The cat-tail shriek is back, this time with some stuck-pig undertones to it. “You’re going to marry him! I can tell.”
Marry him? It’s a good thing she’s not a witch because that fate sounds like it could be a curse.
“We haven’t even had an official date yet,” I say with exasperation. “Today doesn’t count.”
“Boo. And I’m guessing you haven’t tapped that yet either? It takes six dates before you give up the goods, right? Or is it seven?”
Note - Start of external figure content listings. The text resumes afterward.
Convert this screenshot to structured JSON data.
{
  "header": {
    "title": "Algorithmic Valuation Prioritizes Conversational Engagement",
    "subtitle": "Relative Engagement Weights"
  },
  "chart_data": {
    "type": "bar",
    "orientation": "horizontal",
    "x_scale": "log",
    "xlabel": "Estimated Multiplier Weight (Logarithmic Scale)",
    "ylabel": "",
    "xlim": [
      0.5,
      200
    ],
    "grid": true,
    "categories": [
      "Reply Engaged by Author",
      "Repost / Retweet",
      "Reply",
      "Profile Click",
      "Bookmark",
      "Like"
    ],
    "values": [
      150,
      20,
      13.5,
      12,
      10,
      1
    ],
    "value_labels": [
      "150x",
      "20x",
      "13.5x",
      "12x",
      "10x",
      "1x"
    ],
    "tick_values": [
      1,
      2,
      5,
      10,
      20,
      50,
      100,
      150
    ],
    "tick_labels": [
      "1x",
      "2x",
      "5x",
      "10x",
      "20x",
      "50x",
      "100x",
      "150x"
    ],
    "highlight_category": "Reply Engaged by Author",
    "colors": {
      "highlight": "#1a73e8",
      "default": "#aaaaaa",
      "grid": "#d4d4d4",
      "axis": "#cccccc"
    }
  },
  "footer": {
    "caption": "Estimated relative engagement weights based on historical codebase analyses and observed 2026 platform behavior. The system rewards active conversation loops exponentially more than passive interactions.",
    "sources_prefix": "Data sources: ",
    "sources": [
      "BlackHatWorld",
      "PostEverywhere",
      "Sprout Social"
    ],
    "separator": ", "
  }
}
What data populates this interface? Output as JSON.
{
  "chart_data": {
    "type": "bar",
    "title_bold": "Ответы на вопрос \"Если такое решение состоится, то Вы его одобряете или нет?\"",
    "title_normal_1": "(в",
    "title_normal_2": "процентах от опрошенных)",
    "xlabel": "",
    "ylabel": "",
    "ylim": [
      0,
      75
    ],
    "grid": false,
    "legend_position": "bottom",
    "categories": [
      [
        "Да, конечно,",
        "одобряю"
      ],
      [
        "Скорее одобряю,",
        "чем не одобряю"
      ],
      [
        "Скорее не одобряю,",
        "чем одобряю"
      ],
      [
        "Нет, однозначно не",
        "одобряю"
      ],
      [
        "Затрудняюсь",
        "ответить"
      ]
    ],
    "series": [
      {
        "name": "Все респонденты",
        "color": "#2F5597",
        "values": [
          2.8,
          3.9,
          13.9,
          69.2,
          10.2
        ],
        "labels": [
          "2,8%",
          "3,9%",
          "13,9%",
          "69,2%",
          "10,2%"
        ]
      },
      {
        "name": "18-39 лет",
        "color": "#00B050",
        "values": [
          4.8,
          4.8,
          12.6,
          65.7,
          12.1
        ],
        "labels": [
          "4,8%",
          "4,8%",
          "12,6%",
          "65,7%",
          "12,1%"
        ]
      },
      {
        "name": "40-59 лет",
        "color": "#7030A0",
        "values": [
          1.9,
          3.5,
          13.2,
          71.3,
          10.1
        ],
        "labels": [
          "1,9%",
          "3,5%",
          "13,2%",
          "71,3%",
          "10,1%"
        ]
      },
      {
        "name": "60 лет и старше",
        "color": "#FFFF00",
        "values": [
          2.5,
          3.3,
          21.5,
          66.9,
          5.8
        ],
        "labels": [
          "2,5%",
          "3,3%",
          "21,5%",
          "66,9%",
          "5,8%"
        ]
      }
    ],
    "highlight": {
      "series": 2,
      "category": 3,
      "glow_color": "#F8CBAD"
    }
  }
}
“That is just a set of coincidences.”
She lists my exes and the details of the sixth dates that led to sex, in great detail. Damn. I should be more careful when I tell her things, as she never forgets, like a gossip elephant.
“I think someone has just lost her confidante privileges,” I say, playing up the genuine annoyance I feel.
“No. Wait. Sorry. Sleep with him whenever you want, but tell me all about it.”
Time for the knockout punch. “Actually, hon, I have bad news in that department.”
“No,” she shouts. “Don’t tell me he’s asking you for an NDA.”
Huh. “How did you know?”
“Because he’s a fucking billionaire, and I’ve read Fifty Shades. But I can’t not know. Can’t you have him make an exception for me?”
“I tried,” I say. “He said no… at least for now. Eventually, if things work out, who knows.”
“No!” she screams, sounding like Darth Vader at the end of Revenge of the Sith. “Did you sign that shit already?”
“Not yet, or else I wouldn’t have been able to tell you what I have.”
“In that case, I need some juicy details, or else.”
I scratch the back of my head. “I think he really likes my feet.” That’s not a complete lie, I don’t think.
“O! M! G! You lucky fucking duckie. You’ll get all the foot rubs you want!”
Thank goodness I’ve never told Pearl that foot rubs turn me on, or else she’d freak out so much someone would need to perform an exorcism.
“I have to take you out,” she says urgently. “We’ll get pedis, buy you an ankle bracelet, a toe ring, some open-toed shoes?—”
“Sure,” I say, because I know when resistance is futile. “How about later today?”
It might actually be nice to have my feet looking good for the next time I meet Lucius.
Pearl tells me what time she’ll come and hangs up.
I face El Duderino. Since the NDA doesn’t cover conversations with cactuses (at least I hope not), I tell him what really happened, in detail.
Dude. That’s so metal. So what if this Lucius dude is a sucky dude? You’re basically getting paid for eating nice grub.
I sigh.
Maybe it won’t be so bad. For now, I’ll focus on the best part: the possibility of a Botany degree.
Opening my laptop, I navigate to a folder with pre-prepared bookmarks and review the application requirements for the University of California-Irvine, California State Polytechnic University, and a few other colleges nearby that have a Botany program.
Then something hits me. Originally, I wanted to go to a local school because I couldn’t afford to quit my business. Now, though, given how much money I’m going to get for the fartlek, I could consider going out of state.
With that in mind, I eagerly research and bookmark the most promising colleges. Given my B-minus high school grade average, I don’t hold my breath when it comes to fancy places like Harvard and Cornell, but some state schools with very good Botany programs might be within my reach, like the University of Florida or Washington University.